The Hindu The statue of the great poet at Jorasanko Thakurbari in Kolkata. Photo: Arunangsu Roy Chowdhury.

As the country celebrates Gurudev Rabindranath Tagore’s 150th birth anniversary, the Nobel laureate’s ancestral house lies in a dilapidated state in a village in coastal Orissa.

The bard’s ancestral house at Pandua village under Kujang tehsil in Jagatsinghpur district faces the imminent threat of being reduced to rubble in the absence of any conservation effort.

The house was one of his most preferred retreats and it was here that the poet had penned his immortal dance drama ’Chitrangada’ based on Pandava prince Arjun’s visit to Manipur and his marriage to the princess by that name.

Pandua was a part of the erstwhile vast zamindari estate of the Tagores and like other rural settings, the village portrays poverty, backwardness and unemployment.

The neglect is evident as the drive down to the village is unnerving on the pothole-ridden road.

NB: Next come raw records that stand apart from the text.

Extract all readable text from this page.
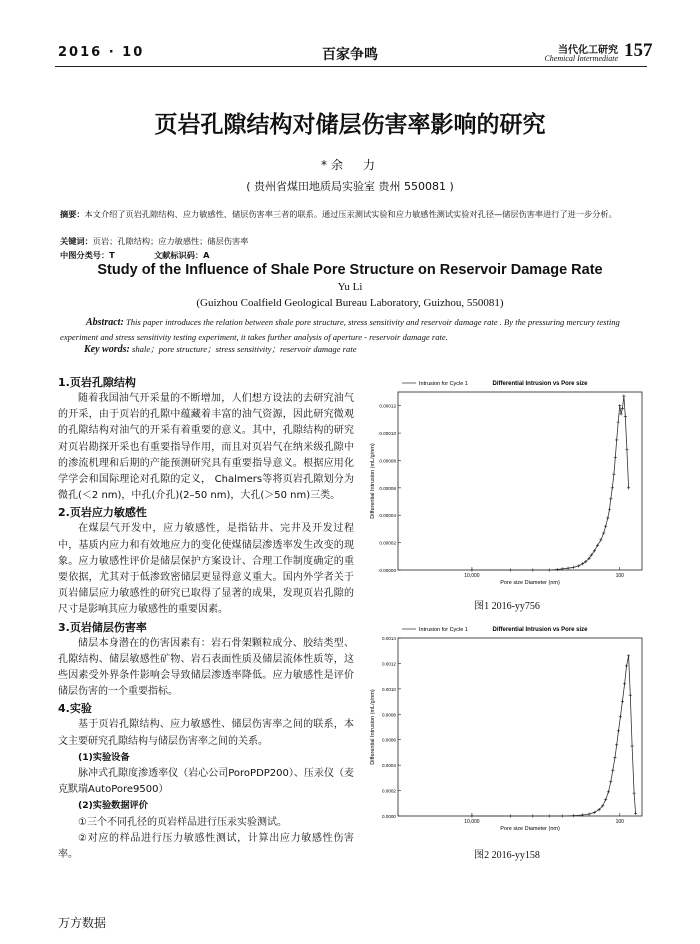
2016 · 10	百家争鸣	当代化工研究
Chemical Intermediate 157
页岩孔隙结构对储层伤害率影响的研究
*余　力
( 贵州省煤田地质局实验室 贵州 550081 )
摘要：本文介绍了页岩孔隙结构、应力敏感性、储层伤害率三者的联系。通过压汞测试实验和应力敏感性测试实验对孔径—储层伤害率进行了进一步分析。
关键词：页岩；孔隙结构；应力敏感性；储层伤害率
中图分类号：T	文献标识码：A
Study of the Influence of Shale Pore Structure on Reservoir Damage Rate
Yu Li
(Guizhou Coalfield Geological Bureau Laboratory, Guizhou, 550081)
Abstract: This paper introduces the relation between shale pore structure, stress sensitivity and reservoir damage rate . By the pressuring mercury testing experiment and stress sensitivity testing experiment, it takes further analysis of aperture - reservoir damage rate.
Key words: shale；pore structure；stress sensitivity；reservoir damage rate
1.页岩孔隙结构

随着我国油气开采量的不断增加，人们想方设法的去研究油气的开采，由于页岩的孔隙中蕴藏着丰富的油气资源，因此研究微观的孔隙结构对油气的开采有着重要的意义。其中，孔隙结构的研究对页岩勘探开采也有重要指导作用，而且对页岩气在纳米级孔隙中的渗流机理和后期的产能预测研究具有重要指导意义。根据应用化学学会和国际理论对孔隙的定义， Chalmers等将页岩孔隙划分为微孔(＜2 nm)，中孔(介孔)(2–50 nm)，大孔(＞50 nm)三类。

2.页岩应力敏感性

在煤层气开发中，应力敏感性，是指钻井、完井及开发过程中，基质内应力和有效地应力的变化使煤储层渗透率发生改变的现象。应力敏感性评价是储层保护方案设计、合理工作制度确定的重要依据，尤其对于低渗致密储层更显得意义重大。国内外学者关于页岩储层应力敏感性的研究已取得了显著的成果，发现页岩孔隙的尺寸是影响其应力敏感性的重要因素。

3.页岩储层伤害率

储层本身潜在的伤害因素有：岩石骨架颗粒成分、胶结类型、孔隙结构、储层敏感性矿物、岩石表面性质及储层流体性质等，这些因素受外界条件影响会导致储层渗透率降低。应力敏感性是评价储层伤害的一个重要指标。

4.实验

基于页岩孔隙结构、应力敏感性、储层伤害率之间的联系，本文主要研究孔隙结构与储层伤害率之间的关系。

(1)实验设备

脉冲式孔隙度渗透率仪（岩心公司PoroPDP200）、压汞仪（麦克默瑞AutoPore9500）

(2)实验数据评价

①三个不同孔径的页岩样品进行压汞实验测试。

②对应的样品进行压力敏感性测试，计算出应力敏感性伤害率。

Intrusion for Cycle 1	Differential Intrusion vs Pore size
Pore size Diameter (nm)
Differential Intrusion (mL/g/nm)
10,000	100
0.00000
0.00002
0.00004
0.00006
0.00008
0.00010
0.00012
图1 2016-yy756
Intrusion for Cycle 1	Differential Intrusion vs Pore size
Pore size Diameter (nm)
Differential Intrusion (mL/g/nm)
10,000	100
0.0000
0.0002
0.0004
0.0006
0.0008
0.0010
0.0012
0.0014
图2 2016-yy158
万方数据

“We are proud that our village once housed a great son of the country. But we are sad at the same time that nobody seems bothered to preserve Tagore’s legacy,” says Surendra Nath Swain, a retired school teacher.

Swain rues the condition of Tagore’s house. “It is in complete ruins. The 1999 super cyclone ravaged it. The apathy of the government is appalling. It will be soon reduced to rubble. It could have been well preserved and turned into a major tourist destination.”

Pandua, he said, was one of the 53 villages that comprised the Tagore estate and noted Tagore biographer Prabhat Kumar Mukherji in his book ‘Rabindra Jeevan Katha’ had mentioned the name of the village.

Locals have named the road that connects the village to the highway as ‘Rabindra Sarani’. But the road expansion work has left the stone plaque, which has the name inscribed on it, uprooted. Tagore’s bust in the village lies covered with thick layers of dust.

“The Orissa government has completely ignored the great poet here,” says Basudeb Das, a researcher.

“I was a member of the Tagore birth centenary committee. The late chief minister Harekrushna Mahatab had paid a visit to the village and had also committed that the Tagore house would be preserved at government cost. He had also assured that an auditorium named after Tagore would be built at the village,” Swain says.

It was the lone occasion when a VIP paid a visit to the village housing Tagore’s ancestral property. The Rabindra Mandap auditorium complex, which came up in Bhubaneshwar, was originally planned to be located at Pandua, he said.

The 150th birth anniversary of Tagore was celebrated in a function organised by local Rabindranath Youth Club.